Using the HTA calibration curve shown in Figure 8, the fluorescence peak values shown in Figure 10 were converted to HTA concentrations and are shown in Figure 11. Figure 11 shows that the HTA concentrations produced in CBPTW(W), CBPTW(Fe), CBPTW(Cu), and CBPTW(Ag) are 6.5, 13.9, 20.9, and 0 mM at t_e = 24 h, respectively. It should be emphasized that the values shown are estimated based on HTA fluorescence as a proxy indicator, influenced by factors such as NaTA concentration and quenching effects by transition metal ions, and are therefore not absolute direct measurements of OH radicals. Assuming an assumed OH radical yield of 35% [10,16], the estimated quantities of OH radicals produced by t_e = 24 h in CBPTW(W), CBPTW(Fe) and CBPTW(Cu) are 2.3, 4.9 and 7.3 mM, respectively. However, the measured values may differ from the actual amount produced due to the concentration of the scavenger NaTA and the presence of transition metal ions [15,17].

Previous studies have extensively investigated hydroxyl radical and hydrogen peroxide formation via ultrasonic cavitation [18,19,20,21]. In contrast, the present study does not employ any ultrasound; all experiments employ only plasma discharge within cavitation bubbles. Therefore, the radical formation and oxidative processes observed here are solely attributed to plasma, not to sonochemical mechanisms. On the other hand, this experiment suggests that OH radicals are generated in CBPTW during storage after plasma and cavitation treatment. Metal ions and H₂O₂ may be involved in the reaction; however, further studies involving direct addition of metal nanoparticles or ions, use of chelators, and kinetic analyses are required to conclusively elucidate the reaction mechanism. Moreover, by adopting a more accurate method for investigating the metal state, deeper insights into CBPTW reaction may be obtained.

4. Conclusions

This study demonstrates the continuous generation of hydroxyl radicals in cavitation bubble plasma treated water using W, Fe, and Cu electrodes, with the production rate following the order Cu > Fe > W. The continuous generation of hydroxyl radicals in cavitation bubble plasma treated water is likely due to the catalytic decomposition of hydrogen peroxide by metal nanoparticles or ions released from the electrodes.
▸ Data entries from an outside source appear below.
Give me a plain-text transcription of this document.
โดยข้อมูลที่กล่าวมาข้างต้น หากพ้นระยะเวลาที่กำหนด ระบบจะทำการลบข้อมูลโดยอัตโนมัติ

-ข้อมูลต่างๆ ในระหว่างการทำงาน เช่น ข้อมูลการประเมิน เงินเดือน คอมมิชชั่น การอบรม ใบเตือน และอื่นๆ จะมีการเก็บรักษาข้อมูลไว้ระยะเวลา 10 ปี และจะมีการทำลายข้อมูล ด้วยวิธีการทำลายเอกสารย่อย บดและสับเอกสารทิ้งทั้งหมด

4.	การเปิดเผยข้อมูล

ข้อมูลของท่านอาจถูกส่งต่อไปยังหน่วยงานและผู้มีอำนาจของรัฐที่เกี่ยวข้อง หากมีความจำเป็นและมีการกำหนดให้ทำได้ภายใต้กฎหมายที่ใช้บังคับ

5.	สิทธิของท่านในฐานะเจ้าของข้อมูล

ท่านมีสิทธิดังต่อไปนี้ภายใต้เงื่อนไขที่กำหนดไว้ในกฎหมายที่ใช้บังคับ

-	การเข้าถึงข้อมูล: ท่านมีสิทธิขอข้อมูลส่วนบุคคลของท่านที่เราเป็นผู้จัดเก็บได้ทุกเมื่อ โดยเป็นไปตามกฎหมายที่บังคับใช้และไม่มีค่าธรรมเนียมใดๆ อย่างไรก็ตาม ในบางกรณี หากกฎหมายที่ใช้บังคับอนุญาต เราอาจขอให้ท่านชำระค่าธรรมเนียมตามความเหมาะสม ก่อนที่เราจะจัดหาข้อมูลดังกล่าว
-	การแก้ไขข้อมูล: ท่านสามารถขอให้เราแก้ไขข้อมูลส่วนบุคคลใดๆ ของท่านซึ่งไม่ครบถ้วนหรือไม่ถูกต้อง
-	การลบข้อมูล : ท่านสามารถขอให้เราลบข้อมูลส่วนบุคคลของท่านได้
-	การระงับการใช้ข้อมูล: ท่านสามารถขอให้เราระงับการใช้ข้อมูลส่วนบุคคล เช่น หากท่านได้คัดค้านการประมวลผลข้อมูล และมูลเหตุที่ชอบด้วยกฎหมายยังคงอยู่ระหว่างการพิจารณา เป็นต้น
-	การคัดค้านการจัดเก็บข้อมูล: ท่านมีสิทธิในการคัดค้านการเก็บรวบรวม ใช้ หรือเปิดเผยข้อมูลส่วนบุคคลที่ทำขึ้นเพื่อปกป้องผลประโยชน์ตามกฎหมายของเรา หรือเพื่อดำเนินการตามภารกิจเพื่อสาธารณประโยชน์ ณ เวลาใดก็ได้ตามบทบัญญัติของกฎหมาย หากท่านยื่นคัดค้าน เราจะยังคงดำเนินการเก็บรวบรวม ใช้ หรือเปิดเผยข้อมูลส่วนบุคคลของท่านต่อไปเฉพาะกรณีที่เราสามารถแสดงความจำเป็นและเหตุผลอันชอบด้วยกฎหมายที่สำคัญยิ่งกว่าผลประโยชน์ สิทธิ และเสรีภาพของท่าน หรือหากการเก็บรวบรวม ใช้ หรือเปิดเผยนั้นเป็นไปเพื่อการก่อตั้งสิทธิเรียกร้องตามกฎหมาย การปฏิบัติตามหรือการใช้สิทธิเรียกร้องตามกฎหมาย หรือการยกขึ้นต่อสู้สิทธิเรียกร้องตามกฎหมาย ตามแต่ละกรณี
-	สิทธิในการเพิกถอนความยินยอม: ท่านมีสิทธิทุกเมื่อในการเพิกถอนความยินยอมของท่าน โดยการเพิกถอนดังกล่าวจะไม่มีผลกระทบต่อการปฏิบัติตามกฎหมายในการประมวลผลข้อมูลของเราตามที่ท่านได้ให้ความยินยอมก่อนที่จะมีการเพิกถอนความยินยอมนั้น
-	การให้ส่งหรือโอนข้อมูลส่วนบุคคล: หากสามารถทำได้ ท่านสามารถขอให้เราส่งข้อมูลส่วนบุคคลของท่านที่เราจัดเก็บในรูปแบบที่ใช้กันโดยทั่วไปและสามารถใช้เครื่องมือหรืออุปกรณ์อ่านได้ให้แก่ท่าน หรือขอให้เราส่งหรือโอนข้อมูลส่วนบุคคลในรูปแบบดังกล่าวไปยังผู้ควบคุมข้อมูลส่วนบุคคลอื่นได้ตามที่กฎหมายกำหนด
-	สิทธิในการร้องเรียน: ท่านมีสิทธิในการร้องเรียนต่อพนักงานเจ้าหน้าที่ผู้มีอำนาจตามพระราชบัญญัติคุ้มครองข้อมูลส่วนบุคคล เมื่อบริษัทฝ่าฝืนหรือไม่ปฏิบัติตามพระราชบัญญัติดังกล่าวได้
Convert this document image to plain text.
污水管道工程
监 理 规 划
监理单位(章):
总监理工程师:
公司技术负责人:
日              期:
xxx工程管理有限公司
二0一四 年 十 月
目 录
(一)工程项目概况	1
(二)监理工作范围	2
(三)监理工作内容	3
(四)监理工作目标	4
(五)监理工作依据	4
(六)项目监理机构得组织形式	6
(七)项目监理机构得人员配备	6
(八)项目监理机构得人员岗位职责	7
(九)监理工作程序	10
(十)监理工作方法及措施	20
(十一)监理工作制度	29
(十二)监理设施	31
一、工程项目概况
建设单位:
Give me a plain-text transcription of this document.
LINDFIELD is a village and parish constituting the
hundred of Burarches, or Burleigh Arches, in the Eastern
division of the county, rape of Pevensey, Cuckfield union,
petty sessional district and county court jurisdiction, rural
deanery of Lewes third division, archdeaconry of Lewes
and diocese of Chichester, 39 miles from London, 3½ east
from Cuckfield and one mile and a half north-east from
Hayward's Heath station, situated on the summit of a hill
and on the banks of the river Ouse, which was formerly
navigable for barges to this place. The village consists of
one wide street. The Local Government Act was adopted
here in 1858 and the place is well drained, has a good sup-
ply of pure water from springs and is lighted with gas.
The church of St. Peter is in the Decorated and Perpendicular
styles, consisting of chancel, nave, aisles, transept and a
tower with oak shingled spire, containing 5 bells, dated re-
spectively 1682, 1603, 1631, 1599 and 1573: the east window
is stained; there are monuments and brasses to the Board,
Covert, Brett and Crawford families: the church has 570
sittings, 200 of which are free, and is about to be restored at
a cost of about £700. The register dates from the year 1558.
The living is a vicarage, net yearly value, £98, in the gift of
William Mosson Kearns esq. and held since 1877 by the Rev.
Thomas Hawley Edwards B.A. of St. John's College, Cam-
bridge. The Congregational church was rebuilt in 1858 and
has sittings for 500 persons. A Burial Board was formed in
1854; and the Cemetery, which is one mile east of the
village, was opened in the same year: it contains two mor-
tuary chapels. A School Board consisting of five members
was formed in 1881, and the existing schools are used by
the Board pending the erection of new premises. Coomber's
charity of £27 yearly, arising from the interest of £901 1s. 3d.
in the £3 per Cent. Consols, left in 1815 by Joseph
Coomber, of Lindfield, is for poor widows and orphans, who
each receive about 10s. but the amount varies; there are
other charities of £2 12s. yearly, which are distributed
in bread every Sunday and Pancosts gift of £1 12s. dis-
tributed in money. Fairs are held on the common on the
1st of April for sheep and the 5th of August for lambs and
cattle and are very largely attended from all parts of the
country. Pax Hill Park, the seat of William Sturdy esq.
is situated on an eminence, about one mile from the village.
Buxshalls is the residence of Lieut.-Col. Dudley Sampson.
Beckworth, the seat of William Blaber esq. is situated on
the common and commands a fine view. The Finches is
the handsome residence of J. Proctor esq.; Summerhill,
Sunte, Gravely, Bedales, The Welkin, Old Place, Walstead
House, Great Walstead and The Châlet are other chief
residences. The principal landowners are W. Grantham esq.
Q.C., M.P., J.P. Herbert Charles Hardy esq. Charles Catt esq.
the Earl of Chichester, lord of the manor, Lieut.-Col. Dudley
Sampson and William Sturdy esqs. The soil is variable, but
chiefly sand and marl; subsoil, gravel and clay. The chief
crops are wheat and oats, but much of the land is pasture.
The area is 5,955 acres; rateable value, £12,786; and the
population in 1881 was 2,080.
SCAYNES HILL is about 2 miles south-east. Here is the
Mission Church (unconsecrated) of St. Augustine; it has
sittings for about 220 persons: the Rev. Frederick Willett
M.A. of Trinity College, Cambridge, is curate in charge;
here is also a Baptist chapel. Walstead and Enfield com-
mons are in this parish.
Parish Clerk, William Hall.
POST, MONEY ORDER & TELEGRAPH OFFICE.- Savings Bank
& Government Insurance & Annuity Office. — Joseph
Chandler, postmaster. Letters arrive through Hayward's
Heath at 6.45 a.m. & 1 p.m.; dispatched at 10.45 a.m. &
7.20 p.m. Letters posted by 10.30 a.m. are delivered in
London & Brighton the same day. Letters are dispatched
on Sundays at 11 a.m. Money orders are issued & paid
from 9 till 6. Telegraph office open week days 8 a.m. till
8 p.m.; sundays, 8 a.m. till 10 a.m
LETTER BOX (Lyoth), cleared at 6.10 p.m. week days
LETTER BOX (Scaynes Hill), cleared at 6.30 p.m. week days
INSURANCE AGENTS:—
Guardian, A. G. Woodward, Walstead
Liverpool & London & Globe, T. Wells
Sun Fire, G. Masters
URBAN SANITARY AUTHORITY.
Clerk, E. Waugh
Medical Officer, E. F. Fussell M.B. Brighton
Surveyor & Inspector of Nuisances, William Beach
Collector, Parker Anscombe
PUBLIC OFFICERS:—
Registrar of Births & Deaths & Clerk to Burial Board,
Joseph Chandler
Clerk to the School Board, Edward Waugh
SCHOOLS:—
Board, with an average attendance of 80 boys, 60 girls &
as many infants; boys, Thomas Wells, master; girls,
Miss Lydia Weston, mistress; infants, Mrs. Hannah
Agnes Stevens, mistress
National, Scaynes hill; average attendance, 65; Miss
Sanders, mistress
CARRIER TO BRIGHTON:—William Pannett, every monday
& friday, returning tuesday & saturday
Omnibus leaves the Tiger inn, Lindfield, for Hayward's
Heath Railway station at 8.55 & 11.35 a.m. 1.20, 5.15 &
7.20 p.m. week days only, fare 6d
Our findings clearly demonstrate that electrode material selection critically influences reactive oxygen species generation in cavitation bubble plasma treated water. This insight opens promising avenues for developing environmentally friendly water purification and sterilization technologies. Nonetheless, further direct experimental studies are necessary to fully elucidate the underlying catalytic mechanisms and to realize practical applications.